We Got the Bee makes some marginal improvements over previous Nickelodeon DVDs. This is the first Nickelodeon DVD that uses something like the “marathon play” feature on FUNimation’s Dragon Ball DVDs, running all its episodes continuously with only one screening of the opening credits at the start and all the end credits at the very end. Each episode also gets its own chapter stop, forestalling my usual gripe that there are no chapter stops within an episode on a DVD. We Got the Bee presents the episodes in a full-frame presentation; if the show is broadcast in widescreen on the high-definition Nickelodeon channel, it will be the latest of many animated TV shows that are broadcast in widescreen but are squished down or cropped to full-frame for the DVD release (compare the PR screenshot here to what’s on the DVD here). Sound is a perfectly functional flat stereo, and extra features are limited to a brief but reasonably informative “making of” video, the animatic for “Bat Mitzvah Crashers,” and a karaoke music video for “Running with the Rainbow Unicorn” (complete with Bessie’s smiling face substituting for the bouncing ball). It’s not the greatest set of extras, but it is actually more than usual for Nickelodeon DVDs and enjoyable enough.

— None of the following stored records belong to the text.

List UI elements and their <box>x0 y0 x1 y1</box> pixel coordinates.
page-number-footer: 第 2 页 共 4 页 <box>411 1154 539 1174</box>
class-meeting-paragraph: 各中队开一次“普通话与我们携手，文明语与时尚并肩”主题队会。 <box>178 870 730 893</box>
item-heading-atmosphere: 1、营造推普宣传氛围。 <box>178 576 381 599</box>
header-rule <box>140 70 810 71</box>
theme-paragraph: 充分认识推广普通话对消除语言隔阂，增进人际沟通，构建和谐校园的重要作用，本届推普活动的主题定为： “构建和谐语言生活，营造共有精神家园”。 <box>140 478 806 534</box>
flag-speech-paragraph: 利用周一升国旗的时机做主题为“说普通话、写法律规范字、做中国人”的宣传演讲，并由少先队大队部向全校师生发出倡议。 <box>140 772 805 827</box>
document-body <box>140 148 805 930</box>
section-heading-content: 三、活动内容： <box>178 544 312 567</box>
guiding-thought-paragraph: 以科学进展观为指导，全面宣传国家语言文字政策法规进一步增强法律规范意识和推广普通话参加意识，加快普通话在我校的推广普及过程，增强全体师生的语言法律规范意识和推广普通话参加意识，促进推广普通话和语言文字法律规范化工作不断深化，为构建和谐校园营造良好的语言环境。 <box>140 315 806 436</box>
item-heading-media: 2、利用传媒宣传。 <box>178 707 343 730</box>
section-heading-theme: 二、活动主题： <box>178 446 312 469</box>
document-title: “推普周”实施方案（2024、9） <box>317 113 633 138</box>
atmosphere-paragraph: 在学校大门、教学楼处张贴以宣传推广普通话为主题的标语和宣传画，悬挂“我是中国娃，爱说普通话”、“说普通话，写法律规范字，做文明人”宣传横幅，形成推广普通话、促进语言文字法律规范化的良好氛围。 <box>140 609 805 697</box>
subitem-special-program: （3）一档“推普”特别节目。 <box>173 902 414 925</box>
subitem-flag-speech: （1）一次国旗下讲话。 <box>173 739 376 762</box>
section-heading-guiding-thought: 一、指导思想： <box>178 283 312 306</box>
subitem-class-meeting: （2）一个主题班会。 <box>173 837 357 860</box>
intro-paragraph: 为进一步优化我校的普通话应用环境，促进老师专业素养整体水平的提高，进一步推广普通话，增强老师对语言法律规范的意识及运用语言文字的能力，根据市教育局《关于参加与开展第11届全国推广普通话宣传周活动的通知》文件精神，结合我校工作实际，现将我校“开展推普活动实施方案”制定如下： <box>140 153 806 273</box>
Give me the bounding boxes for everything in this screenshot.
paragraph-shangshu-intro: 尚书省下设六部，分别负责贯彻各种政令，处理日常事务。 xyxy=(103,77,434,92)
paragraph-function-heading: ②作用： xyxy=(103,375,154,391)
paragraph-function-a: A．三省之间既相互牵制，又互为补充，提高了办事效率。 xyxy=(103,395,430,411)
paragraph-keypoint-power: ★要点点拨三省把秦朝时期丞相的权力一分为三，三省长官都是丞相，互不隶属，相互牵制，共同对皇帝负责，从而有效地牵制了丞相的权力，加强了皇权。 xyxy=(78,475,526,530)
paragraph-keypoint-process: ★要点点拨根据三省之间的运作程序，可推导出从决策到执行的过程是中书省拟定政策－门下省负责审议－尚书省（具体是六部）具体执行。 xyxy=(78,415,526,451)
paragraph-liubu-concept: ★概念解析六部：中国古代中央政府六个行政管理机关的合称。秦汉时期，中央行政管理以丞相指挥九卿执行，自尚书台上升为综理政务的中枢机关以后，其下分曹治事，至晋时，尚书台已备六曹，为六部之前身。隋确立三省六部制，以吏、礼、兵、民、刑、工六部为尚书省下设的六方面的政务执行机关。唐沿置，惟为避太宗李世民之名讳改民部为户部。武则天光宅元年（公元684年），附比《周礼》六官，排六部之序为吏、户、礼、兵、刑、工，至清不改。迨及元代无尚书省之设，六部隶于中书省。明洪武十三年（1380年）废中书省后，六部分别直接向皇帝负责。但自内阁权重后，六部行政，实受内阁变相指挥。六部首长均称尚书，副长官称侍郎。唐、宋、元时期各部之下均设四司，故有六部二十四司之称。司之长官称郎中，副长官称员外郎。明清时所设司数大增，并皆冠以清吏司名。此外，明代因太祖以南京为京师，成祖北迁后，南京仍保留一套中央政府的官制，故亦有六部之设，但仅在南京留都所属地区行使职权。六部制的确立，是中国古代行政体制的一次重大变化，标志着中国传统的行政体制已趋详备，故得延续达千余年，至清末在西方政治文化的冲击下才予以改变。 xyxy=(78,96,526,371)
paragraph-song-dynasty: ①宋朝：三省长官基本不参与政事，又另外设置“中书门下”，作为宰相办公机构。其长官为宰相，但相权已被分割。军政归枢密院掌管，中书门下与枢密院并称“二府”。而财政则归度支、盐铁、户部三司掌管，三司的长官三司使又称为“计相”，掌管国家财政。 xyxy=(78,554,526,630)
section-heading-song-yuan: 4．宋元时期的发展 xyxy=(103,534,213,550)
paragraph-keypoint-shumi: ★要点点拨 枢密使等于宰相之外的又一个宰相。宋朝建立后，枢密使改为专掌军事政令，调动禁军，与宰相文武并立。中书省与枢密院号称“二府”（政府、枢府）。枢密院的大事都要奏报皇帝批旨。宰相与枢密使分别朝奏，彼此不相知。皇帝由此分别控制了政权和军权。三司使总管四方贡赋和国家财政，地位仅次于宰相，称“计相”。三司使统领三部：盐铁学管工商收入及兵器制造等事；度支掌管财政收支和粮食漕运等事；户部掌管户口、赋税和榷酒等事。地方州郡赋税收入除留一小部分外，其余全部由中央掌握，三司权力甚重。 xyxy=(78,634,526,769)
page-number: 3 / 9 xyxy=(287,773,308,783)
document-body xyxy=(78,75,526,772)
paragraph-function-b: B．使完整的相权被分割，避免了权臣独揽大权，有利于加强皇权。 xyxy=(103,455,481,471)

I almost feel bad for not liking The Mighty B! more than I do, and I’m still not sure why I don’t enjoy it more. The misadventures of Bessie Higgenbottom are certainly pleasant enough, and The Mighty B! is worth a look on its technical merits alone. It’s also worth pointing out that some of the more recent episodes of the show seem more assured and funnier. We Got the Bee can make you smile pretty easily, but for the really big laughs, you’ll either have to wait or look elsewhere.